When God was announcing the remedy for the treachery of the serpent in the Garden of Eden, He said the Serpent would bruise the heel of the seed of the woman. This prophetic image indicated that the Son of God, who would be the seed of the woman, would suffer at the hands of the Serpent, although the contest would ultimately result in the defeat of Satan. Because God is omniscient, that is all wise, it must be that He works to a plan. The plan was that He Himself, in the person of God the Son, would be incarnate. He would suffer and die to accomplish the redemption of humankind.


There is a hint of it in the meeting of Abram and Melchizedek. The High Priest Melchizedek, a shadowy figure granted to prefigure the eternal priesthood of Christ, came to Abram with bread and wine. Bread and wine were the elements that Jesus the Messiah consecrated to His own high purpose just prior to His execution.
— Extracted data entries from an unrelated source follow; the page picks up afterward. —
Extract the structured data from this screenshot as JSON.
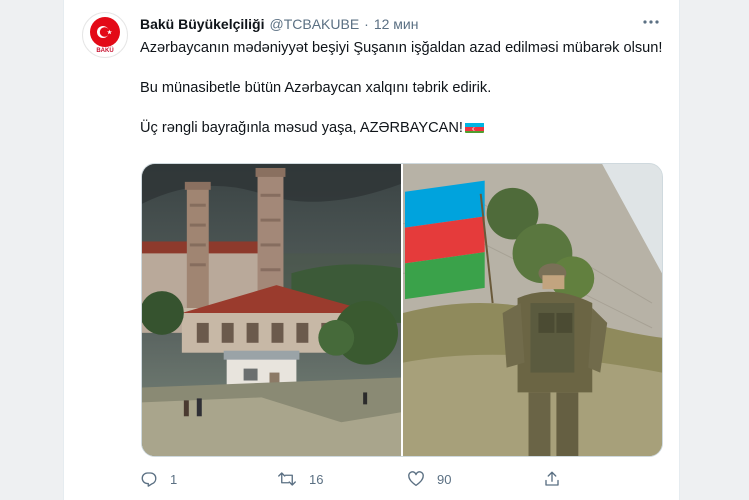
{
  "tweet": {
    "author_name": "Bakü Büyükelçiliği",
    "handle": "@TCBAKUBE",
    "separator": "·",
    "time": "12 мин",
    "avatar_caption": "BAKÜ",
    "paragraphs": [
      "Azərbaycanın mədəniyyət beşiyi Şuşanın işğaldan azad edilməsi mübarək olsun!",
      "Bu münasibetle bütün Azərbaycan xalqını təbrik edirik.",
      "Üç rəngli bayrağınla məsud yaşa, AZƏRBAYCAN!"
    ],
    "flag_emoji": "azerbaijan-flag-emoji",
    "stats": {
      "replies": "1",
      "retweets": "16",
      "likes": "90"
    }
  },
  "media": [
    {
      "description_icon": "mosque-photo"
    },
    {
      "description_icon": "soldier-with-flag-photo"
    }
  ],
  "colors": {
    "secondary_text": "#5b7083",
    "flag_blue": "#3f9c35",
    "flag_red": "#ed2939",
    "flag_green": "#509e2f"
  }
}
The shadow of the cross can be seen much clearer in Abraham’s encounter with God recorded in Gen. 22. The Lord had been relating and inter-reacting with Abraham for many decades. With each encounter Abraham was being groomed to know a little more of the mind of God, and be brought more into conformity with the character of God. Now, in his old age, Abraham was privileged to be tested in a way that would reflect the work of God the Father when the Son of God had to be offered up as a whole burnt offering on the altar of Golgotha. Abraham answered the call of God in verse 1 with the word ‘hineni’. Translated ‘here am I’ it indicates readiness, receptivity and responsiveness to instructions. The word ‘hineni’ is a refrain in the whole episode. Abraham employs it to answer God in v.1, to reply to Isaac in v.7, and to the angel of the Lord in v.11. The call came from the true, personal God, “Take now your son, your only son Isaac, whom you love, and go to the land of Moriah, and offer him there as a burnt offering on one of the mountains of which I shall tell you.”
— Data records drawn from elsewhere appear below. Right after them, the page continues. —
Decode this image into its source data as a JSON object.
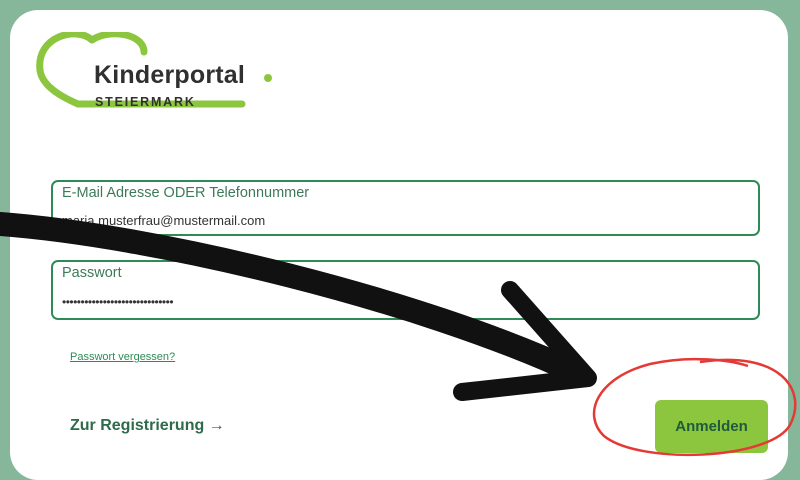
{
  "brand": {
    "name": "Kinderportal",
    "subtitle": "STEIERMARK",
    "logo_icon": "heart-outline-icon",
    "accent_color": "#8cc63f",
    "primary_color": "#2e8b57"
  },
  "login": {
    "email_label": "E-Mail Adresse ODER Telefonnummer",
    "email_value": "maria.musterfrau@mustermail.com",
    "password_label": "Passwort",
    "password_value": "••••••••••••••••••••••••••••••",
    "forgot_password": "Passwort vergessen?",
    "register_link": "Zur Registrierung →",
    "submit_label": "Anmelden"
  },
  "annotations": {
    "arrow_icon": "curved-arrow-icon",
    "highlight_icon": "red-circle-highlight-icon",
    "arrow_color": "#111111",
    "highlight_color": "#e53935"
  }
}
Here then, is the first mention of love in the T’nach, and it is a father’s love for his son. The test required Abraham to totally abandon his son to death. Isaac was the son in whom the hope of the world rested. The promises of God were encapsulated in this boy. Could Father Abraham embrace the will of God and enact a sacrifice that would typify the sacrifice that God the Father would be required to make? Abraham totally accepted the command of God and was ready to surrender his son to the will of God, yet knowing in his heart that the promises of God were inviolable and would hold firm.


Of course, God did not require human sacrifice and provided an animal for Abraham to offer on the altar, thus cementing the principle of substitution. In such a way, Abraham was permitted to prefigure to the Jewish nation, the code that would underpin their salvation.


There is a sweet touch in the narrative when Isaac, ignorant of the intention of Abraham, asked to see the sacrificial lamb. Abraham replied, “My son, God will provide himself a lamb for a burnt offering”, or better, “God himself will provide the lamb for a burnt offering”, as the RSV translates it. Nevertheless, the truth that will be evident at Calvary is that - God Himself will provide the lamb, together with - God will provide Himself a lamb - that is, God, in the person of the Son will voluntarily die as the Lamb which bears away the sin of the world.